The use of maxims, or sententious language, is appropriate in respect of age (time of life) to elders, and as to subjects, should be directed to those in which the speaker has experience; since for one who is not so far advanced in life to employ maxims is as unbecoming as story-telling (i. e. fables, legends, mythical stories), whilst to talk about things that one knows nothing of is a mark of folly and ignorance (or want of cultivation). A sufficient indication (of the truth of what has just been said, viz. that it is only the simpleton, or the ignorant and uneducated, that pronounces maxims upon subjects of which he knows nothing), is the fact that rustics (clowns, boors) are especially given to maxim-coining, and ever ready to shew them off (exhibit them).
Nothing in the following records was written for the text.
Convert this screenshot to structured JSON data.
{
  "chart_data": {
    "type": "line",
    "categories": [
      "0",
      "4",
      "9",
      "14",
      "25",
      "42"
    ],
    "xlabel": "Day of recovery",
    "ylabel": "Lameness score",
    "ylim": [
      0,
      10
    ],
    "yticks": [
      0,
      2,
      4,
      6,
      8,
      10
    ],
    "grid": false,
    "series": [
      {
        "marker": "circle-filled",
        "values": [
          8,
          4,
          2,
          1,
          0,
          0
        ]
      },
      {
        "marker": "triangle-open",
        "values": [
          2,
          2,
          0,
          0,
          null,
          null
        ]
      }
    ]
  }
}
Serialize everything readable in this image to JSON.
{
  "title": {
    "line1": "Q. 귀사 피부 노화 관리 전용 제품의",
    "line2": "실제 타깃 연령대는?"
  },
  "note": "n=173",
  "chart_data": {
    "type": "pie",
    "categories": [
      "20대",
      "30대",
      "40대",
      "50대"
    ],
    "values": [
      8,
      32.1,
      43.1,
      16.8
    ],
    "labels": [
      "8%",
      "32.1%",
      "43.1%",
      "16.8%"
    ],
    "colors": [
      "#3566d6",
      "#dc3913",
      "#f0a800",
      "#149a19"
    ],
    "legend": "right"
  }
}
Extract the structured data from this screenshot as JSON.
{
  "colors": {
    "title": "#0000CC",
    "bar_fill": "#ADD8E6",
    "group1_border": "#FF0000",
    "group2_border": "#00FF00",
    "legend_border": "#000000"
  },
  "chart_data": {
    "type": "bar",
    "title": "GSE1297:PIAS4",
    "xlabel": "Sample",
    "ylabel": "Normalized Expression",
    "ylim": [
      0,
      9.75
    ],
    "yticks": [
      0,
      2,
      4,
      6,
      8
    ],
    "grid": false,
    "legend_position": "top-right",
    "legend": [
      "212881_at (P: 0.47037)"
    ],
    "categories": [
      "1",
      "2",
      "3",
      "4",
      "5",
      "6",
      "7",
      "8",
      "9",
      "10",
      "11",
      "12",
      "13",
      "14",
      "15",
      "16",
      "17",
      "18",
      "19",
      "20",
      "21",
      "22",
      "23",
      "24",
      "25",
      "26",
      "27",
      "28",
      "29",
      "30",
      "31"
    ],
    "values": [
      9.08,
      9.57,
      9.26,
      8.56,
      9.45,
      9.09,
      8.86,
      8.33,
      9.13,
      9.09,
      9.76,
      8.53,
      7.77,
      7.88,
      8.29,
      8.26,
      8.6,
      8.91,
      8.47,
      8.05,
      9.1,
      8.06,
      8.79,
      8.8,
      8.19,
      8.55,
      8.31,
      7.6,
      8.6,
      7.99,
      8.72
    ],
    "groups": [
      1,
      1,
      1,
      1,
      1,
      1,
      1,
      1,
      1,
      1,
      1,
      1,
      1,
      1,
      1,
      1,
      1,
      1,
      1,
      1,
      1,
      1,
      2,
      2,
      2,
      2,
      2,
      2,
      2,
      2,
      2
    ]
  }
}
— Aristotle in The Rhetoric of Aristotle, Volume 2, translated with commentary by Edward Meredith Cope, edited by John Edwin Sandys, (Cambridge, England: University Press, 1877), p. 212.
"The use of maxims, or sententious language"
The use of maxims is appropriate when the speaker is a person of some age and the subject one of which he has experience; for it is as unbecoming as storytelling in the mouths of the young, and in the absence of experience is a mark of folly and lack of culture, as indeed is sufficiently evident in the case of rustics who are always fond of coining maxims and ready to air them.
— Aristotle in The Rhetoric of Aristotle, translated by James Edward Cowell Welldon, (London; New York: Macmillan and Co., 1886), p. 187.
"The use of maxims is appropriate"
It is unbecoming for young men to utter maxims.